I know of no industry where technology is as despised as it is in health care. It’s a statement that it took government money to incentivize healthcare providers to finally do what virtually every other industry has done — apply IT to streamline processes. “Established technology is being given a federally funded new lease on life,” athenahealth CEO Jonathan Bush said. “Traditional health software now is on Medicare, being kept alive like grandma.” Bush dubs this program as the “cash for clunkers” program for health IT leaving no doubt what his opinion is regarding the legacy vendors’ solutions.
While one might dismiss this coming from a company with a dog in the fight, the feeling is nearly universal amongst physicians who are the most important users (besides patients who are almost completely ignored). The best evidence of how abysmal legacy healthIT is, is that the market leader is having trouble getting medical practices to adopt their software even with huge subsidies from large health systems. In the course of discussions with large health systems, they share the deployment of a mega Electronic Medical Record (EMR) and how they were offering subsidies to affiliated doctors to adopt the same system. When pressed about how broadly it was being adopted by non-employee physicians (i.e., MDs who have a choice), the penetration was staggeringly low — 0.2% was the average of those who shared figures. This was despite the fact that they were subsidizing 85% of the cost (the maximum allowed by Stark Law).
When I’ve spoken with doctors who have rejected the entreaties from their affiliated health systems, it’s more than the expense (even after a massive subsidy, it’s still several thousand dollars plus monthly costs). Rather, the complexity and lack of user friendliness is the bigger driver. A common statement one hears in healthIT conversations is that doctors hate technology or are afraid of it. Hogwash. They only hate bad technology. Consider the iPad. Doctors are one of the biggest buyers and it’s not just young doctors.
Great Products Killed by Convoluted Decisions Processes
When I’m asked why I didn’t get back in to healthcare sooner, I share with them a story from my past. I was at a well-recognized hospital implementing their patient accounting system and we needed to decide the unique patient identifier scheme. It’s an important decision, but they were in year seven of debating what the new scheme should be! It may seem like an absurd example, but it’s indicative of how interminable and almost crazy the decision processes can be in a health system. It virtually guarantees that the only companies that can survive those processes are incumbent vendors — breakthrough young companies die on the vine waiting those processes out. If you wonder why MUMPS (a programming language developed in the 60s for Massachusetts General Hospital) is still widely used in healthcare, it’s because old vendors, and old technology persists in healthcare.
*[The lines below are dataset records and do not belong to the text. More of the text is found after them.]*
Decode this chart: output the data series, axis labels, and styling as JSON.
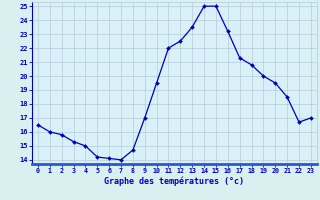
{
  "hours": [
    0,
    1,
    2,
    3,
    4,
    5,
    6,
    7,
    8,
    9,
    10,
    11,
    12,
    13,
    14,
    15,
    16,
    17,
    18,
    19,
    20,
    21,
    22,
    23
  ],
  "temps": [
    16.5,
    16.0,
    15.8,
    15.3,
    15.0,
    14.2,
    14.1,
    14.0,
    14.7,
    17.0,
    19.5,
    22.0,
    22.5,
    23.5,
    25.0,
    25.0,
    23.2,
    21.3,
    20.8,
    20.0,
    19.5,
    18.5,
    16.7,
    17.0
  ],
  "ylim": [
    13.7,
    25.3
  ],
  "yticks": [
    14,
    15,
    16,
    17,
    18,
    19,
    20,
    21,
    22,
    23,
    24,
    25
  ],
  "xtick_labels": [
    "0",
    "1",
    "2",
    "3",
    "4",
    "5",
    "6",
    "7",
    "8",
    "9",
    "10",
    "11",
    "12",
    "13",
    "14",
    "15",
    "16",
    "17",
    "18",
    "19",
    "20",
    "21",
    "22",
    "23"
  ],
  "xlabel": "Graphe des températures (°c)",
  "line_color": "#0000bb",
  "marker_color": "#0000bb",
  "bg_color": "#d8f0f0",
  "plot_bg_color": "#d8f0f8",
  "grid_color": "#b8ccd8",
  "axis_color": "#0000bb",
  "label_color": "#0000bb",
  "tick_color": "#0000bb",
  "bottom_band_color": "#3355cc"
}
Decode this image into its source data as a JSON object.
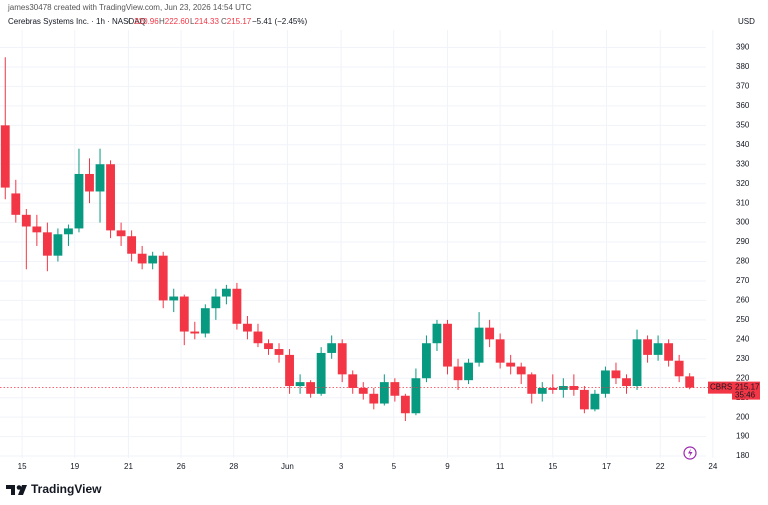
{
  "chart_data": {
    "type": "candlestick",
    "attribution": "james30478 created with TradingView.com, Jun 23, 2026 14:54 UTC",
    "instrument": "Cerebras Systems Inc. · 1h · NASDAQ",
    "ohlc_legend": [
      {
        "key": "O",
        "value": "220.96"
      },
      {
        "key": "H",
        "value": "222.60"
      },
      {
        "key": "L",
        "value": "214.33"
      },
      {
        "key": "C",
        "value": "215.17"
      }
    ],
    "change": "−5.41 (−2.45%)",
    "currency": "USD",
    "symbol_tag": "CBRS",
    "last_price": 215.17,
    "countdown": "35:46",
    "brand": "TradingView",
    "up_color": "#089981",
    "down_color": "#f23645",
    "grid": true,
    "open": [
      350,
      315,
      304,
      298,
      295,
      283,
      294,
      297,
      325,
      316,
      330,
      296,
      293,
      284,
      279,
      283,
      260,
      262,
      244,
      243,
      256,
      262,
      266,
      248,
      244,
      238,
      235,
      232,
      216,
      218,
      212,
      233,
      238,
      222,
      215,
      212,
      207,
      218,
      211,
      202,
      220,
      238,
      248,
      226,
      219,
      228,
      246,
      240,
      228,
      226,
      222,
      212,
      215,
      214,
      216,
      214,
      204,
      212,
      224,
      220,
      216,
      240,
      232,
      238,
      229,
      220.96
    ],
    "high": [
      385,
      322,
      307,
      304,
      300,
      297,
      299,
      338,
      333,
      338,
      332,
      300,
      296,
      288,
      285,
      285,
      266,
      263,
      249,
      258,
      266,
      268,
      269,
      252,
      248,
      240,
      238,
      235,
      222,
      219,
      236,
      242,
      240,
      224,
      218,
      215,
      222,
      220,
      212,
      225,
      242,
      250,
      250,
      230,
      230,
      254,
      250,
      243,
      232,
      228,
      223,
      218,
      222,
      220,
      222,
      216,
      214,
      226,
      228,
      222,
      245,
      242,
      242,
      240,
      232,
      222.6
    ],
    "low": [
      312,
      300,
      276,
      288,
      275,
      280,
      288,
      295,
      310,
      300,
      292,
      288,
      280,
      276,
      276,
      256,
      254,
      237,
      240,
      241,
      250,
      258,
      245,
      240,
      236,
      232,
      228,
      212,
      212,
      210,
      211,
      230,
      218,
      212,
      209,
      204,
      206,
      208,
      198,
      201,
      218,
      234,
      222,
      214,
      217,
      226,
      236,
      225,
      222,
      217,
      207,
      208,
      212,
      210,
      211,
      202,
      203,
      210,
      217,
      212,
      214,
      228,
      229,
      226,
      218,
      214.33
    ],
    "close": [
      318,
      304,
      298,
      295,
      283,
      294,
      297,
      325,
      316,
      330,
      296,
      293,
      284,
      279,
      283,
      260,
      262,
      244,
      243,
      256,
      262,
      266,
      248,
      244,
      238,
      235,
      232,
      216,
      218,
      212,
      233,
      238,
      222,
      215,
      212,
      207,
      218,
      211,
      202,
      220,
      238,
      248,
      226,
      219,
      228,
      246,
      240,
      228,
      226,
      222,
      212,
      215,
      214,
      216,
      214,
      204,
      212,
      224,
      220,
      216,
      240,
      232,
      238,
      229,
      221,
      215.17
    ],
    "xlim": [
      -0.5,
      67.5
    ],
    "xticks": [
      {
        "value": 1.6,
        "label": "15"
      },
      {
        "value": 6.6,
        "label": "19"
      },
      {
        "value": 11.7,
        "label": "21"
      },
      {
        "value": 16.7,
        "label": "26"
      },
      {
        "value": 21.7,
        "label": "28"
      },
      {
        "value": 26.8,
        "label": "Jun"
      },
      {
        "value": 31.9,
        "label": "3"
      },
      {
        "value": 36.9,
        "label": "5"
      },
      {
        "value": 42,
        "label": "9"
      },
      {
        "value": 47,
        "label": "11"
      },
      {
        "value": 52,
        "label": "15"
      },
      {
        "value": 57.1,
        "label": "17"
      },
      {
        "value": 62.2,
        "label": "22"
      },
      {
        "value": 67.2,
        "label": "24"
      }
    ],
    "ylim": [
      179,
      399
    ],
    "yticks": [
      180,
      190,
      200,
      210,
      220,
      230,
      240,
      250,
      260,
      270,
      280,
      290,
      300,
      310,
      320,
      330,
      340,
      350,
      360,
      370,
      380,
      390
    ]
  }
}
One Item For Which HealthIT Vendors are Fully Responsible
Most of the items above put the root cause at the provider level. However, there persists one insidious practice. There are various ways to ensure customers stick around as long as possible — lock-in or loyalty. Successful SaaS businesses are built on the loyalty model. Rather than holding data hostage or locking customers into long agreements, they believe that the more freedom you give customers, the more loyal they become (assuming you deliver the goods). In contrast, there’s still the antiquated model of lock-in used in many healthIT vendors. For example, they make it expensive and/or difficult to get access to data in a system to keep any in-house or 3rd party built system from being integrated. These vendors pull it over on naive customers by telling them that it’s a ton of work when it’s only a ton of work if that vendor is incompetent. Like escaping an abusive relationship, healthcare providers must take action or else they reward that behavior.